Das Wort hat der Abgeordnete Kolb.
Herr Präsident! Meine sehr verehrten Damen und Herren! Frau Kollegin Potthast, ich würde gern mit der griechischen Mythologie weitermachen. Laokoons letzte Worte sollen gewesen sein: Ich fürchte die Griechen, selbst wenn sie Geschenke bringen.
({0})
Ein bißchen geht das in Ihre Richtung. Wissen Sie, wenn wir heute Meßmethoden haben, die bis zu Nanogramm gehen - das ist ungefähr so, als ob ich fünf Liter in den Bodensee schütte und diese in einer späteren Messung wieder feststelle -, dann kann ich jetzt nicht erklären: Wir stellen plötzlich Vergiftungen fest, die es früher nicht gab.
({1})
Weswegen sind früher - das müssen Sie uns irgendwann einmal erklären - die Leute viel früher gestorben? Die sind nie so alt geworden wie heute. Das durchschnittliche Lebensalter für Frauen beträgt heute 77 Jahre, für Männer 70 Jahre. Und das nur, weil wir in einer so katastrophal vergifteten Welt leben? Überlegen Sie sich einmal bei Gelegenheit, wo hier bei Ihnen der Systemfehler liegt.

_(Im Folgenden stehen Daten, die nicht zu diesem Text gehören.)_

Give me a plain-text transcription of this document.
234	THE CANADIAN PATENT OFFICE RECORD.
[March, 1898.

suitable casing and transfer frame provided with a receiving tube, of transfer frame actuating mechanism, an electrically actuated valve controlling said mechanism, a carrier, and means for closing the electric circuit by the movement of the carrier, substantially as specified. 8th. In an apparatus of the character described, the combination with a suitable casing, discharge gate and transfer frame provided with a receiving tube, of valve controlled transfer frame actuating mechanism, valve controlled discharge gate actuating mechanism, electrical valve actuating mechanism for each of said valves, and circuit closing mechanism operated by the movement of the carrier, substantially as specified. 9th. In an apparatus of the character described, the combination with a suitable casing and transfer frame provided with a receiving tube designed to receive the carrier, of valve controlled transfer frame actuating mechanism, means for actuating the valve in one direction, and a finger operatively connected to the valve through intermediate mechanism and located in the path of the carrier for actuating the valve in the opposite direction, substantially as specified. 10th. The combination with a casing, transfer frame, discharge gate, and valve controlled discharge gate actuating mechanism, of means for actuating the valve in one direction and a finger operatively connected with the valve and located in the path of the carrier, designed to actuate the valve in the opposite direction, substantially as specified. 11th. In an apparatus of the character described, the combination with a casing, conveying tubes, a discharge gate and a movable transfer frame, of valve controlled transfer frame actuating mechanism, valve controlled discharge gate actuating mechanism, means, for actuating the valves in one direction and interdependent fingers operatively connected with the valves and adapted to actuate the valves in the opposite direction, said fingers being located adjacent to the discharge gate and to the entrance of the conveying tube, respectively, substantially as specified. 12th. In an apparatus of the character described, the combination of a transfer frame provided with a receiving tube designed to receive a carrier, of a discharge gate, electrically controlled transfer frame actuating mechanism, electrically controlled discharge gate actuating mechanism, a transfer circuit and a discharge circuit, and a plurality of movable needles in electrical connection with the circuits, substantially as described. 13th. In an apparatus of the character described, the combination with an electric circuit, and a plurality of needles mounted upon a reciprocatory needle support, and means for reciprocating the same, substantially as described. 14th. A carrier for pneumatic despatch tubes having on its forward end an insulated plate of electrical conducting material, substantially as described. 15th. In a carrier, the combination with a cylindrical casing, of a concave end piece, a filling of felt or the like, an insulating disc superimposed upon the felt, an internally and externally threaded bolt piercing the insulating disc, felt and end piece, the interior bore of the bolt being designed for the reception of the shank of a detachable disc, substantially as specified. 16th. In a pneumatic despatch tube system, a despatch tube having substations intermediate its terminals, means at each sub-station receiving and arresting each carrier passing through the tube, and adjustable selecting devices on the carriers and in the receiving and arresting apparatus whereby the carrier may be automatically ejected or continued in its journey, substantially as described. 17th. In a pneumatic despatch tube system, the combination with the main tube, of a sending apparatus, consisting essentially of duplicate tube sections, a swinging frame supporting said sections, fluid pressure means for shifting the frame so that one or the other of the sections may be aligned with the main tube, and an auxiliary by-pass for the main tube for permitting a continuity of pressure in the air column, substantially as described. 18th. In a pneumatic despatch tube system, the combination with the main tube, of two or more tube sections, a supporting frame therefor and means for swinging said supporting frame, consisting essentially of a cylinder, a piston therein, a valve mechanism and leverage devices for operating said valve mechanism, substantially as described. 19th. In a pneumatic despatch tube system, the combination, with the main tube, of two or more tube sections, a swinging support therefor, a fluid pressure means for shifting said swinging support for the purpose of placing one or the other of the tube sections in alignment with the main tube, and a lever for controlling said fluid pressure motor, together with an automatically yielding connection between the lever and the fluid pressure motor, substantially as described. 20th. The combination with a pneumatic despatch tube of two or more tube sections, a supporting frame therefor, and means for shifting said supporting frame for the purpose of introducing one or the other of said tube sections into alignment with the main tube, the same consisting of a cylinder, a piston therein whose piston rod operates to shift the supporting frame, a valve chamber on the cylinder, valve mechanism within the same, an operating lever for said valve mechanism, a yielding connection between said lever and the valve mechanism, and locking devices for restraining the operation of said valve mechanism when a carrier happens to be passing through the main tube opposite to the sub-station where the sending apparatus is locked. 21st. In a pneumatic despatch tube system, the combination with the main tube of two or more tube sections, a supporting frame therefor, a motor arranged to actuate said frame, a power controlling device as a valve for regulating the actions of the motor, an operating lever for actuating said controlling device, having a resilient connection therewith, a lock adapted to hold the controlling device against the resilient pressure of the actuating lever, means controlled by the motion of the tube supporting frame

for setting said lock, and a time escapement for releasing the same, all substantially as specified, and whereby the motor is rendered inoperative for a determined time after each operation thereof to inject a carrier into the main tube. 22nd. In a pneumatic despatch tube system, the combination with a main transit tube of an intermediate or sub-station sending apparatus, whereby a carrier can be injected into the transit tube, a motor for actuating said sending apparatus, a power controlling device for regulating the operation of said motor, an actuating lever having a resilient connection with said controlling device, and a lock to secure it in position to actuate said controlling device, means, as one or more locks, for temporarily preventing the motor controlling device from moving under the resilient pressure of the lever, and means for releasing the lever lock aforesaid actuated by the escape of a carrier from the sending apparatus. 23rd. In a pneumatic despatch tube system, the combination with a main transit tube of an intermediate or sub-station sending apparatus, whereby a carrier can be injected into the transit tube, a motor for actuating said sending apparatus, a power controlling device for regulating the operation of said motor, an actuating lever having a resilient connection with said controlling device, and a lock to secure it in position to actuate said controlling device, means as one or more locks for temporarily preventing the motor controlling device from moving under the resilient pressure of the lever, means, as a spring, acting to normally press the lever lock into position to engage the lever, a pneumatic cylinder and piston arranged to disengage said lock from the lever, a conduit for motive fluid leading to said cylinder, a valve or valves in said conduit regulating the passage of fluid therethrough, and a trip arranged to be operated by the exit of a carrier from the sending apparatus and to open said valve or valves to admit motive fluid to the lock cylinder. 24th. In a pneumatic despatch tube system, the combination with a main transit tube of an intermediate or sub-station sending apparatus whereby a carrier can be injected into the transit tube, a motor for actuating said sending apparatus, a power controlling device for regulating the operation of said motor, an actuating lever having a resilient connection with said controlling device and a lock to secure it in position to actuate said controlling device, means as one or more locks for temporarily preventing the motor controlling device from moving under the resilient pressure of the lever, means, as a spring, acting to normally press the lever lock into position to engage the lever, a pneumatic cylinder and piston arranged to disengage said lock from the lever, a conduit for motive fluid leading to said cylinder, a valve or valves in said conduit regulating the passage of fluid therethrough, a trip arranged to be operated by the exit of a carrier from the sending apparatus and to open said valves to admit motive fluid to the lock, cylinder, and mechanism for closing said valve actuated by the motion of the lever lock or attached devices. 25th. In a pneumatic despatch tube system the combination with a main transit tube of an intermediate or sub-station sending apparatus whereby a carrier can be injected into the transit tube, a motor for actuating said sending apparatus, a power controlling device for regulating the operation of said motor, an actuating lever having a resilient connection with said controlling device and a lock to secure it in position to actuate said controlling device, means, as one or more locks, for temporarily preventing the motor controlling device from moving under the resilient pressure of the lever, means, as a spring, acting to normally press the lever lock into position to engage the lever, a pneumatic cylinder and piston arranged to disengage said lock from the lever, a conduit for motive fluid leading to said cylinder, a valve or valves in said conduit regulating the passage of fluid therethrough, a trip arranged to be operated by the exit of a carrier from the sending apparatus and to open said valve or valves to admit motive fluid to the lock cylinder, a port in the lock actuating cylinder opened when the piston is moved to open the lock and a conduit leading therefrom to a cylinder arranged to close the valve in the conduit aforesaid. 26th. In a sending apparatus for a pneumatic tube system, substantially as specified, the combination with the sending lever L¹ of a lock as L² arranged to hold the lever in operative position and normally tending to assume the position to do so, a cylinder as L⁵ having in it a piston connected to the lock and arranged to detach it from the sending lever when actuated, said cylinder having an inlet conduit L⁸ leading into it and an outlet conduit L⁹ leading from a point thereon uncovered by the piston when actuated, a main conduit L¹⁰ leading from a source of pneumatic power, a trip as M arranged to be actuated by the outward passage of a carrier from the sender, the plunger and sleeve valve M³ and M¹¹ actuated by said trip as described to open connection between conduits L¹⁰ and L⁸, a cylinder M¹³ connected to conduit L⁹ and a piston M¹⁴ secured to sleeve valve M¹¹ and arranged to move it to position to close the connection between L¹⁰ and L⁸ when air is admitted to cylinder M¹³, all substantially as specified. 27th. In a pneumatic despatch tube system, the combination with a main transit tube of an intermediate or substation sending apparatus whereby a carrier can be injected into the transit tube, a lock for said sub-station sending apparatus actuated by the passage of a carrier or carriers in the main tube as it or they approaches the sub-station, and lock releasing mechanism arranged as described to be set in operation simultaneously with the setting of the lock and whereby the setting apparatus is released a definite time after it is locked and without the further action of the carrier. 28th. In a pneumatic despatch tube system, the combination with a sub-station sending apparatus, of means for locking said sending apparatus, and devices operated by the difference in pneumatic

Herr Kollege Kirschner und Frau Kollegin Steinhauer, wenn es so wäre, daß Sie 1970 weggegangen und jetzt wiedergekommen sind, dann könnten Sie sagen: Was dazwischen geschehen ist, ist fürchterlich. Zu den Zahlen - 1981 92,2 Milliarden DM, 1983 95,7 Milliarden DM - hätten Sie gesagt: Da ist viel zu wenig geschehen; bei einer Bewegung von 3 Milliarden DM in einem Jahr steckt keine Reform dahinter. Schaue ich aber an, was Sie von 1970 an bewegt haben, muß ich sagen: Da sind Sie mit den Milliarden sehr großzügig umgegangen.
({2})
Ein zweites, Frau Kollegin Steinhauer. Krankenversicherungsbeitrag 1970 8,2 %, jetzt 11,5 bis 12 %; ganz abgesehen von der Beitragserhöhung, die wir in dieser Zeit gehabt haben, haben wir ja auch in der Beitragsbemessungsgrenze noch einmal zugelangt.
({3})
Nun, meine sehr verehrten Damen und Herren, besonders Kollege Egert, mal gut zuhören! Das Problem der Krankenversicherung liegt im Systemfehler.
({4})
- Ach, Frau Kollegin Steinhauer, es nützt ja nichts, wenn Sie da losbrüllen. Der Systemfehler wird doch damit nicht korrigiert!
({5})
Der Systemfehler der Krankenversicherung liegt darin, daß derjenige, der sich vernünftig verhält, nicht belohnt wird
({6})
und daß derjenige, der mitnimmt, nicht bestraft wird.
({7})
Was hat es denn für einen Wert, wenn derjenige, der nie zum Zahnarzt gegangen ist und keine Prophylaxe hat machen lassen, den gleichen Zahnarzt wie derjenige bekommt, der jährlich beim Zahnarzt war, seine Zähne pflegen ließ, aber sie durch Krankheit verliert. Und was nützt es, wenn wir ein Gebiß für 20 000 DM hineinklempnern, dieses aber anschließend nicht gepflegt wird und nach drei Jahren kaputt ist und man dann kommt und sagt, die Solidargemeinschaft solle das bezahlen.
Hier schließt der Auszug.